20 best film witches of all time
Asa Vajda (Black Sunday)
If you’d like your horror genres a bit mixed up, then you may want to investigated the 1960 horror film, Black Sunday. It ostensibly follows a resurrected witch, but also brings in elements of vampirism and legends of the undead. The movie could also easily be part of someone’s undergraduate thesis about the horror genre’s fixation on female beauty and the virgin/whore dichotomy. But perhaps that particular screed is best saved for another day.
Anyway, Black Sunday opens in the year 1630 in Moldavia, where the witch Asa Vajda and her lover Javuto are about to be burned at the stake. Making matters worse is the fact that Asa’s judge is her own brother. Shortly before her gruesome death, Asa promises that she will enact her revenge. She places a curse on her brother’s descendants and then finally succumbs.
Two centuries later, two doctors are traveling through the same region to a medical conference when their carriage wheel breaks. While their servant works to fix the wheel, the two doctors wander off and discover Asa’s tomb in a nearby crypt.

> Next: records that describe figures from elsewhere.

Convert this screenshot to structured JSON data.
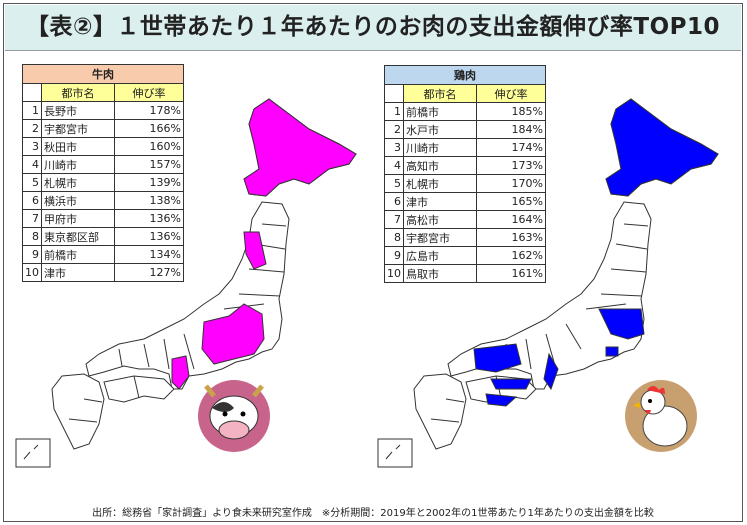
{
  "title": "【表②】１世帯あたり１年あたりのお肉の支出金額伸び率TOP10",
  "beef": {
    "header": "牛肉",
    "col_city": "都市名",
    "col_rate": "伸び率",
    "highlight_color": "#ff00ff",
    "rows": [
      [
        "1",
        "長野市",
        "178%"
      ],
      [
        "2",
        "宇都宮市",
        "166%"
      ],
      [
        "3",
        "秋田市",
        "160%"
      ],
      [
        "4",
        "川崎市",
        "157%"
      ],
      [
        "5",
        "札幌市",
        "139%"
      ],
      [
        "6",
        "横浜市",
        "138%"
      ],
      [
        "7",
        "甲府市",
        "136%"
      ],
      [
        "8",
        "東京都区部",
        "136%"
      ],
      [
        "9",
        "前橋市",
        "134%"
      ],
      [
        "10",
        "津市",
        "127%"
      ]
    ]
  },
  "chicken": {
    "header": "鶏肉",
    "col_city": "都市名",
    "col_rate": "伸び率",
    "highlight_color": "#0000ff",
    "rows": [
      [
        "1",
        "前橋市",
        "185%"
      ],
      [
        "2",
        "水戸市",
        "184%"
      ],
      [
        "3",
        "川崎市",
        "174%"
      ],
      [
        "4",
        "高知市",
        "173%"
      ],
      [
        "5",
        "札幌市",
        "170%"
      ],
      [
        "6",
        "津市",
        "165%"
      ],
      [
        "7",
        "高松市",
        "164%"
      ],
      [
        "8",
        "宇都宮市",
        "163%"
      ],
      [
        "9",
        "広島市",
        "162%"
      ],
      [
        "10",
        "鳥取市",
        "161%"
      ]
    ]
  },
  "icons": [
    "cow-icon",
    "chicken-icon"
  ],
  "footer": "出所：総務省「家計調査」より食未来研究室作成　※分析期間：2019年と2002年の1世帯あたり1年あたりの支出金額を比較"
}
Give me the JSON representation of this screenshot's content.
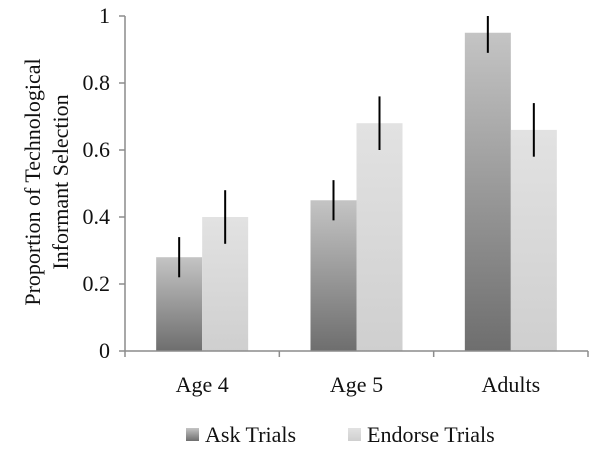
{
  "chart_data": {
    "type": "bar",
    "title": "",
    "ylabel": [
      "Proportion of Technological",
      "Informant Selection"
    ],
    "xlabel": "",
    "categories": [
      "Age 4",
      "Age 5",
      "Adults"
    ],
    "series": [
      {
        "name": "Ask Trials",
        "values": [
          0.28,
          0.45,
          0.95
        ],
        "error": [
          [
            0.22,
            0.34
          ],
          [
            0.39,
            0.51
          ],
          [
            0.89,
            1.0
          ]
        ],
        "color_top": "#c4c4c4",
        "color_bottom": "#6e6e6e"
      },
      {
        "name": "Endorse Trials",
        "values": [
          0.4,
          0.68,
          0.66
        ],
        "error": [
          [
            0.32,
            0.48
          ],
          [
            0.6,
            0.76
          ],
          [
            0.58,
            0.74
          ]
        ],
        "color_top": "#e2e2e2",
        "color_bottom": "#cfcfcf"
      }
    ],
    "ylim": [
      0,
      1
    ],
    "yticks": [
      "0",
      "0.2",
      "0.4",
      "0.6",
      "0.8",
      "1"
    ],
    "grid": false,
    "legend_position": "bottom",
    "axis_color": "#8c8c8c",
    "errorbar_color": "#000000"
  }
}
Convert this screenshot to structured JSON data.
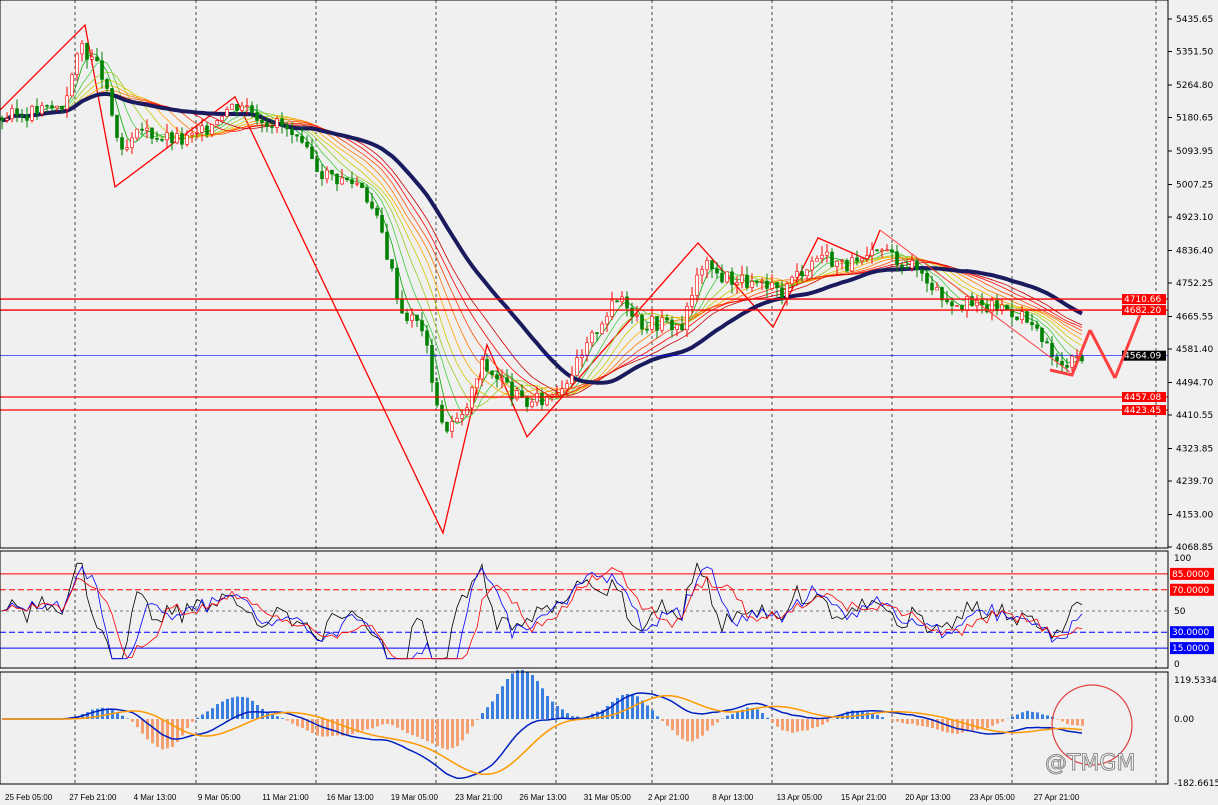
{
  "chart_data": {
    "type": "candlestick",
    "price_axis": {
      "ticks": [
        "5435.65",
        "5351.50",
        "5264.80",
        "5180.65",
        "5093.95",
        "5007.25",
        "4923.10",
        "4836.40",
        "4752.25",
        "4665.55",
        "4581.40",
        "4494.70",
        "4410.55",
        "4323.85",
        "4239.70",
        "4153.00",
        "4068.85"
      ],
      "range": [
        4068.85,
        5435.65
      ]
    },
    "time_labels": [
      "25 Feb 05:00",
      "27 Feb 21:00",
      "4 Mar 13:00",
      "9 Mar 05:00",
      "11 Mar 21:00",
      "16 Mar 13:00",
      "19 Mar 05:00",
      "23 Mar 21:00",
      "26 Mar 13:00",
      "31 Mar 05:00",
      "2 Apr 21:00",
      "8 Apr 13:00",
      "13 Apr 05:00",
      "15 Apr 21:00",
      "20 Apr 13:00",
      "23 Apr 05:00",
      "27 Apr 21:00"
    ],
    "closes": [
      5180,
      5190,
      5200,
      5210,
      5370,
      5290,
      5080,
      5150,
      5130,
      5120,
      5140,
      5200,
      5220,
      5180,
      5160,
      5100,
      5040,
      5020,
      5010,
      4880,
      4680,
      4640,
      4380,
      4400,
      4540,
      4500,
      4440,
      4450,
      4490,
      4560,
      4660,
      4720,
      4650,
      4650,
      4640,
      4800,
      4770,
      4760,
      4740,
      4730,
      4790,
      4830,
      4800,
      4800,
      4840,
      4810,
      4780,
      4720,
      4700,
      4690,
      4690,
      4670,
      4600,
      4530,
      4570
    ],
    "zigzag": [
      [
        0,
        5200
      ],
      [
        4.25,
        5420
      ],
      [
        5.75,
        5001
      ],
      [
        11.75,
        5234
      ],
      [
        22.15,
        4105
      ],
      [
        24.35,
        4592
      ],
      [
        26.35,
        4354
      ],
      [
        34.9,
        4856
      ],
      [
        38.65,
        4638
      ],
      [
        40.9,
        4869
      ],
      [
        43.4,
        4812
      ],
      [
        44,
        4889
      ]
    ],
    "levels": [
      {
        "label": "4710.66",
        "price": 4710.66,
        "color": "#ff0000"
      },
      {
        "label": "4682.20",
        "price": 4682.2,
        "color": "#ff0000"
      },
      {
        "label": "4564.09",
        "price": 4564.09,
        "color": "#0000ff",
        "current": true
      },
      {
        "label": "4457.08",
        "price": 4457.08,
        "color": "#ff0000"
      },
      {
        "label": "4423.45",
        "price": 4423.45,
        "color": "#ff0000"
      }
    ],
    "oscillator": {
      "ticks": [
        "100",
        "50",
        "0"
      ],
      "levels": [
        {
          "label": "85.0000",
          "value": 85,
          "color": "#ff0000"
        },
        {
          "label": "70.0000",
          "value": 70,
          "color": "#ff0000"
        },
        {
          "label": "30.0000",
          "value": 30,
          "color": "#0000ff"
        },
        {
          "label": "15.0000",
          "value": 15,
          "color": "#0000ff"
        }
      ]
    },
    "macd": {
      "ticks": [
        "119.5334",
        "0.00",
        "-182.6615"
      ],
      "range": [
        -182.6615,
        119.5334
      ]
    },
    "colors": {
      "up": "#ff0000",
      "down": "#008000",
      "ma_slow": "#1a1a5e",
      "annotation": "#ff4040"
    }
  },
  "watermark": "@TMGM"
}
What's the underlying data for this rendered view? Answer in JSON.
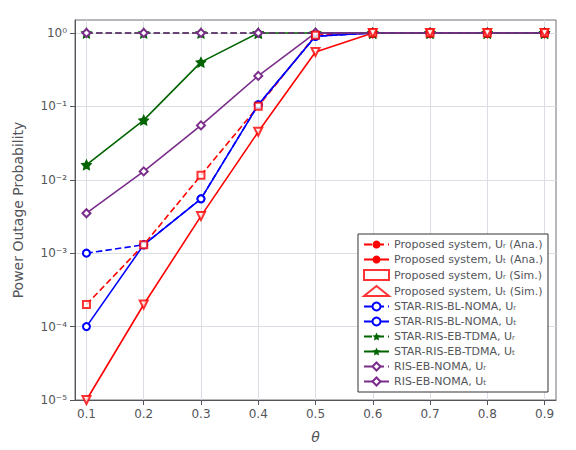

One of the doctors, Dr. Kruvajan, freaks out upon seeing a bat in the space and begins flailing about. In the process, Kruvajan manages to break a crucifix above Asa’s resting place and a glass panel just above her face. He takes this as an opportunity to remove Asa’s death mask, cut himself on the broken glass, and bleed all over her face. Good job, Kruvajan.
The doctors wander off again and come across a local girl, Katia Vajda. She is, to no audience member’s surprise, a descendant of Asa’s brother. Thereupon follows an obligatory love plot, which is thankfully enlivened by the risen Asa.
The resurrected witch proceeds to wreak havoc, in the best horror film tradition. She also plans to drain Katia of her blood and life force in order to gain immortality. Asa is defeated, naturally enough, but not before making her mark.